Zambia’s difficult conditions make good quality health insurance vital, believes April International UK

Zambia’s healthcare facilities are run by the Ministry of Health and are categorized into Urban Health Centres and Rural Health Centres. Zambia offers universal healthcare to all its’ people. However by western standards this healthcare is very basic. Only 50 percent of arural people have access to a medical facility of any kind, compared to 99 percent of urban dwellers. There are good hospitals in Zambia, however, but the current health system is over-stretched and under-funded, so unless a patient has a critical illness, it will usually take time to be treated at one of the public hospitals. An alternative to public facilities are private hospitals which are better funded and located in the main Zambian cities – Lusaka, Livingstone and in the “copper belt”.

These are much better equipped, and will accept payment from genuine health insurance schemes. In 2006, healthcare was made free for people living in rural areas, eliminating fees which for years had made health care inaccessible for millions. However a recent evaluation suggests that free health care has done little to improve access to services for rural Zambians. The health sector currently faces ongoing obstacles such as funding cuts, lack of crucial medicines and a shortage of skilled workers. Some of the major diseases in Zambia include Malaria, respiratory infections, diarrhoea, eye infections and skin infections, ear/nose/throat infections, intestinal worms and anaemia. Factors that have affected the country’s health sector include a critical shortage of essential health workers, inadequate funding and poor state of health facilities and equipment, poor infrastructure and poor sanitation standards in many areas.

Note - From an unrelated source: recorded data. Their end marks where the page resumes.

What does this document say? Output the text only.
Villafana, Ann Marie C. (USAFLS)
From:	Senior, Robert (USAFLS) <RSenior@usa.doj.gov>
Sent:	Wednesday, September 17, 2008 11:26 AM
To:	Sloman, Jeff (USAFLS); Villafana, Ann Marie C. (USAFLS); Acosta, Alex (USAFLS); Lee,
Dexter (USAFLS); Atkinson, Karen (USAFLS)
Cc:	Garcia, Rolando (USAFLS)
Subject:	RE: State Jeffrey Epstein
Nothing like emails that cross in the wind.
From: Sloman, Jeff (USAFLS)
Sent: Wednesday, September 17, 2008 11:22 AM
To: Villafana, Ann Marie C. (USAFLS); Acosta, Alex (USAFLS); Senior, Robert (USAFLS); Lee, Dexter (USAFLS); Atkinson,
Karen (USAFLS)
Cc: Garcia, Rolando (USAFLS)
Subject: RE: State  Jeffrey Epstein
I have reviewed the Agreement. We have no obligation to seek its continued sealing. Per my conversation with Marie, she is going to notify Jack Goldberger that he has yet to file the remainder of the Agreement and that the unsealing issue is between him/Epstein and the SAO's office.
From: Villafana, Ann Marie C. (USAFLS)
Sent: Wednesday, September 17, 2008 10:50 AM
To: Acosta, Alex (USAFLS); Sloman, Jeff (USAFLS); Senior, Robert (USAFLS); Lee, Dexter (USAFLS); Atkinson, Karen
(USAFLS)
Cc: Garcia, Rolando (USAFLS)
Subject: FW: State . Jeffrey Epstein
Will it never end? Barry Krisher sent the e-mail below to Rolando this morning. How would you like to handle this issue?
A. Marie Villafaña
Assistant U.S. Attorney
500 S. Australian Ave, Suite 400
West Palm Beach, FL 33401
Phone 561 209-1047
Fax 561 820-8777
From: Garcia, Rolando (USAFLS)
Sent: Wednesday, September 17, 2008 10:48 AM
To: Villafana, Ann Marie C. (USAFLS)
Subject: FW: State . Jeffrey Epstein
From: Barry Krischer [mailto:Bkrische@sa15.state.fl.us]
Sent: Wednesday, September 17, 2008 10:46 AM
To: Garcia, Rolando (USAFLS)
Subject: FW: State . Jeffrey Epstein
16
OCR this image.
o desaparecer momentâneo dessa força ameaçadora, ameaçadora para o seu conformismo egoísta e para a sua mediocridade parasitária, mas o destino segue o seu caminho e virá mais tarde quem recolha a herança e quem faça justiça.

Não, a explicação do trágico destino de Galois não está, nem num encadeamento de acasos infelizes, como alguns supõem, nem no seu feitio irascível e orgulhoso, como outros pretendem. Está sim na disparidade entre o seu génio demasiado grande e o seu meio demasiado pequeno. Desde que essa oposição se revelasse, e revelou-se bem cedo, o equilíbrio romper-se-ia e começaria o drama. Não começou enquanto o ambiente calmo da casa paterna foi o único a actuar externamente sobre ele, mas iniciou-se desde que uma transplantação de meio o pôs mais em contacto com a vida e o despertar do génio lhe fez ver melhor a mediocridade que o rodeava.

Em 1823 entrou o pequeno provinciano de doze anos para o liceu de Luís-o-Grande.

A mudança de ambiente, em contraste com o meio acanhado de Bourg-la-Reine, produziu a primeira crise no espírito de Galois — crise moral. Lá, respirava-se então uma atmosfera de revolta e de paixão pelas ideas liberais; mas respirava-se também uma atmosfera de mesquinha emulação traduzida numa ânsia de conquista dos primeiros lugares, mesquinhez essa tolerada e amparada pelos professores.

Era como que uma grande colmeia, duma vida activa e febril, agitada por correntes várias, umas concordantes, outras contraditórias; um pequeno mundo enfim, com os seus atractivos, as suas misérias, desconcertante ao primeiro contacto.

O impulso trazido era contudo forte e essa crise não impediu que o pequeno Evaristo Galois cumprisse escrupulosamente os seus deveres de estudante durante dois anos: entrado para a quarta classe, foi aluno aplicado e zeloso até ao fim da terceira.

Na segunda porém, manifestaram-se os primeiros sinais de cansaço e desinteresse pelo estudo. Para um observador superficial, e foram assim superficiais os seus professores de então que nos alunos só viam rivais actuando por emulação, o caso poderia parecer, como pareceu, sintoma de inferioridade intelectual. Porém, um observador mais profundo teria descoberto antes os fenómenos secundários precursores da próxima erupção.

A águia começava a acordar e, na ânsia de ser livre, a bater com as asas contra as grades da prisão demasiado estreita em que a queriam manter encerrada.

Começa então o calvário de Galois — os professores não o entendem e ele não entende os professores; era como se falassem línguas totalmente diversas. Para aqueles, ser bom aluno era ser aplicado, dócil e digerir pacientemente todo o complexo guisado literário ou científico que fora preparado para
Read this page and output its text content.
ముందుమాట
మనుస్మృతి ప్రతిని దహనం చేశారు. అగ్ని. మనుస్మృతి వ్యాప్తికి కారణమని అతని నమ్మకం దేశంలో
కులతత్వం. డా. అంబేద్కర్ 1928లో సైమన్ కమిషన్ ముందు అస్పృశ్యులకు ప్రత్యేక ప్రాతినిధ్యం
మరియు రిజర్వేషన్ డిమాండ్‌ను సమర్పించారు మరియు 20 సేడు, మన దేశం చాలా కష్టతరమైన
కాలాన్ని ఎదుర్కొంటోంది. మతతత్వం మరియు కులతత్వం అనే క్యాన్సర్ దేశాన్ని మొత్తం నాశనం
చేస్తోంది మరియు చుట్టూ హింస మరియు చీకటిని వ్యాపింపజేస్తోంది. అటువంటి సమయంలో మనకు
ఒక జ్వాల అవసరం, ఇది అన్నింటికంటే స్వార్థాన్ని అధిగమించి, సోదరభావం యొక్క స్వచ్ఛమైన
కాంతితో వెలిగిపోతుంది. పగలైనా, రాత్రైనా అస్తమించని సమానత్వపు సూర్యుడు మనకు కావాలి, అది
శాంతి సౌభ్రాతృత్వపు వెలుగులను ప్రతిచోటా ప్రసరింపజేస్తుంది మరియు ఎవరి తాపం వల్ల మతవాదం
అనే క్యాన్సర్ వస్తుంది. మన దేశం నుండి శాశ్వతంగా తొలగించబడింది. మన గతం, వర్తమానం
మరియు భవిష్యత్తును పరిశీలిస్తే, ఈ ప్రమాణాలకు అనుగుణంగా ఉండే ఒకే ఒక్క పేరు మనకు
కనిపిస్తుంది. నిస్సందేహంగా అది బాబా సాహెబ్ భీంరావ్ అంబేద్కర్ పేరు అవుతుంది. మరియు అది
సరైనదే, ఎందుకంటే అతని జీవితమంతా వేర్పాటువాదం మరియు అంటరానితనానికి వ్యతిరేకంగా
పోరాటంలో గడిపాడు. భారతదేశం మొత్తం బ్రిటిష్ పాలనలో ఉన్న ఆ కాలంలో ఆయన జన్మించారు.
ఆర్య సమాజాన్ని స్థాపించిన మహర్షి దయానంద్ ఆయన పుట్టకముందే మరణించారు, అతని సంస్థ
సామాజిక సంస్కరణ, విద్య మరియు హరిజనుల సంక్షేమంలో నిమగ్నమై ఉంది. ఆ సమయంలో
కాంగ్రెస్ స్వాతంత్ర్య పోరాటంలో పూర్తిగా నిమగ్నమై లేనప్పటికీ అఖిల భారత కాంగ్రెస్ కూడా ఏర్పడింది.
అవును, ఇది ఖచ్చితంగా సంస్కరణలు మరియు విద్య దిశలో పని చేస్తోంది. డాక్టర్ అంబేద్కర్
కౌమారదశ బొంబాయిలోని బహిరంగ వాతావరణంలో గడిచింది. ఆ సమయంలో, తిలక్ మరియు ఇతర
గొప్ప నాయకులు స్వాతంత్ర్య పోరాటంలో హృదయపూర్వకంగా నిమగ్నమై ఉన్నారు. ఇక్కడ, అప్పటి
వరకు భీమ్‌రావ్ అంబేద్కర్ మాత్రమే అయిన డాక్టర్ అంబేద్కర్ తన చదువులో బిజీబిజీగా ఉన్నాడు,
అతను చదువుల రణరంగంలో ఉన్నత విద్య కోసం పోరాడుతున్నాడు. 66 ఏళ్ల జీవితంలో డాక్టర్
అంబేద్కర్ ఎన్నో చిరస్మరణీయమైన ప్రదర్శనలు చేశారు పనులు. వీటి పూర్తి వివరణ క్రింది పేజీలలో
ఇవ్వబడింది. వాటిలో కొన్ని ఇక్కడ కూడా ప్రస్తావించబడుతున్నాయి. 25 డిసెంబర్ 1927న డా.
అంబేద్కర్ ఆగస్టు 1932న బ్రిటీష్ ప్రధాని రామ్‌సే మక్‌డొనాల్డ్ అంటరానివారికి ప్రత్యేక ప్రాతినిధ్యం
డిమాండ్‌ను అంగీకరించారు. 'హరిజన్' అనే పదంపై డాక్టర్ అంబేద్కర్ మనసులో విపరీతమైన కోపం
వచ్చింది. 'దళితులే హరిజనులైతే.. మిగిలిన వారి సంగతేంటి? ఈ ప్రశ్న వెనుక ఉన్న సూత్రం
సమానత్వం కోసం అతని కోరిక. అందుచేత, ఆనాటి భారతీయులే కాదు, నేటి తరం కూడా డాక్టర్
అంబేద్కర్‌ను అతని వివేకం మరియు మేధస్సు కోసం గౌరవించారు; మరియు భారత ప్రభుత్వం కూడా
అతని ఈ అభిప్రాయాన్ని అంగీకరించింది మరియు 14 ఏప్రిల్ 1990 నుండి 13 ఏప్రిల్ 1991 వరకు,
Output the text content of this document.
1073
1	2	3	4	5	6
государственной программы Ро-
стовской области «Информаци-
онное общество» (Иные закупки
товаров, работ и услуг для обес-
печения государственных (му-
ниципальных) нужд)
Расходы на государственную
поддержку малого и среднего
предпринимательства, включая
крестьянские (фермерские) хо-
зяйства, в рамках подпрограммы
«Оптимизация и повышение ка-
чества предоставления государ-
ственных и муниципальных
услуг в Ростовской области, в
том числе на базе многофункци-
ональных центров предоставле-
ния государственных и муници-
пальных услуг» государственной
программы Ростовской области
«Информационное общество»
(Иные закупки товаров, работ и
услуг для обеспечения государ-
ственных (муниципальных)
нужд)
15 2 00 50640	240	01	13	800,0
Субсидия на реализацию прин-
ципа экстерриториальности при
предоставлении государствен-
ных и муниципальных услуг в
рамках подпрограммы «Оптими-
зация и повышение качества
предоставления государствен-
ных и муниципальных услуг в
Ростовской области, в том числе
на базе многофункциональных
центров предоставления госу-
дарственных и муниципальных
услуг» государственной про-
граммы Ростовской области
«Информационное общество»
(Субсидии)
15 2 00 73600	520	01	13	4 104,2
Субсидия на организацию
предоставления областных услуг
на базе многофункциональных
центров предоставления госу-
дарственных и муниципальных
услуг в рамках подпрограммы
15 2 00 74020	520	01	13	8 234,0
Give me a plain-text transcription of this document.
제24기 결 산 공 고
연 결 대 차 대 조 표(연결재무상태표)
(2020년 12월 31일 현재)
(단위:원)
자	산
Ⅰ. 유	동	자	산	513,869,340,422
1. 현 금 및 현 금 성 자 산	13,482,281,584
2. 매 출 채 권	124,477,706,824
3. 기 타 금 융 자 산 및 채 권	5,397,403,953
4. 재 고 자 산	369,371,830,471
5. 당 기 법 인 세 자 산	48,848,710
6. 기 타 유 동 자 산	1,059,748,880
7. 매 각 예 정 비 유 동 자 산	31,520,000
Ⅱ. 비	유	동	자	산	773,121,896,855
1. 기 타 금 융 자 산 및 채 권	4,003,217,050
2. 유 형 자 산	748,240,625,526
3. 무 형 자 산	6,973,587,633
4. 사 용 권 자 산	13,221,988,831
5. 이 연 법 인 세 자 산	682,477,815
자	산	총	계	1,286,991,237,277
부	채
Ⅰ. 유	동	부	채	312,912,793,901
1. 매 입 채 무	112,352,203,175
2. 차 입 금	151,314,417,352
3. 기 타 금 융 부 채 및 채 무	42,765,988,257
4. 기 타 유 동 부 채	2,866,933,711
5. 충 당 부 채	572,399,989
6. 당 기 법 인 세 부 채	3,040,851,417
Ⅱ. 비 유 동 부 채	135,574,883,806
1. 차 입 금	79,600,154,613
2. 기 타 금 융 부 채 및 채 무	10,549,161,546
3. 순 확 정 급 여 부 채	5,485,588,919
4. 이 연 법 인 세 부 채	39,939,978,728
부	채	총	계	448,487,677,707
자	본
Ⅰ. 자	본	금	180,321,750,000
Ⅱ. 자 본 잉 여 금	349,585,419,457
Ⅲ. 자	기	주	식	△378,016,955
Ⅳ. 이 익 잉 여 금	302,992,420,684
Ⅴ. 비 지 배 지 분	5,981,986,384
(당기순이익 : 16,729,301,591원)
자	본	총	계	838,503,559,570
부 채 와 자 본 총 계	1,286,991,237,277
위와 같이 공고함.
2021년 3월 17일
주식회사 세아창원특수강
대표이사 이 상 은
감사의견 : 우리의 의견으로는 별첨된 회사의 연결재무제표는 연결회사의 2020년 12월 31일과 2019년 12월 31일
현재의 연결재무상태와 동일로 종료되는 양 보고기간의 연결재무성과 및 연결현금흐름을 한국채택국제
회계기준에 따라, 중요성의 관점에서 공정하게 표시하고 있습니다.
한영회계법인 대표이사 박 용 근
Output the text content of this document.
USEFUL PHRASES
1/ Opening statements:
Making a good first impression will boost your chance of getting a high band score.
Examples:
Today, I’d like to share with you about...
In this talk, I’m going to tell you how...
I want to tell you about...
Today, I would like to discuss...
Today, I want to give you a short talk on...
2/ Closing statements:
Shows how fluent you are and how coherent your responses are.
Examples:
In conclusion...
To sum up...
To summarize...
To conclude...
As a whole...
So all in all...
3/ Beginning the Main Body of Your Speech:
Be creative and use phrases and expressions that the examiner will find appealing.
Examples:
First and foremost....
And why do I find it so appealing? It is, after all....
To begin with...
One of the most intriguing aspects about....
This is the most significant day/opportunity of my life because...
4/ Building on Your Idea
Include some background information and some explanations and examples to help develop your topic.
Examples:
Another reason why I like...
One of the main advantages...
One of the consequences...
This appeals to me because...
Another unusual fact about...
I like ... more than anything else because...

According to a recent Ministry of Health report, the country’s health sector still faces significant challenges including the high disease burden which is compounded by the HIV/AIDS epidemic; critical shortages of health personnel; deteriorating health infrastructure; significant legal reforms; on-going restructuring of the health sector; a weak economy; and inadequate funding to the health sector. All of these factors have significant implications on the organization and management of the healthcare sector, with the result that very few facilities meet the most basic of standards required by international health insurance companies such as April International UK. The combination of these factors means that for the average client, the emphasis is almost always on treating the patient outside of Zambia. As a result, foreign workers in Zambia need to ensure they have reliable health cover and access to an Assistance Provider who is capable of working in areas which sometimes can be very hard to access. CEO at April International UK, Debbie Purser, “Although State run, Zambia’s healthcare facilities are by any measure usually regarded as very basic. UNICEF figures suggest some 14% of the population lives with HIV/AIDS and with an average adult life expectancy across the population of just 46 years, it is easy to see why the only option in the vast majority of cases is to arrange an emergency medical evacuation, which we would offer as a matter of course to all our policy holders. In all probability, this will mean treatment taking place in one of the modern centres in South Africa, where facilities are generally excellent.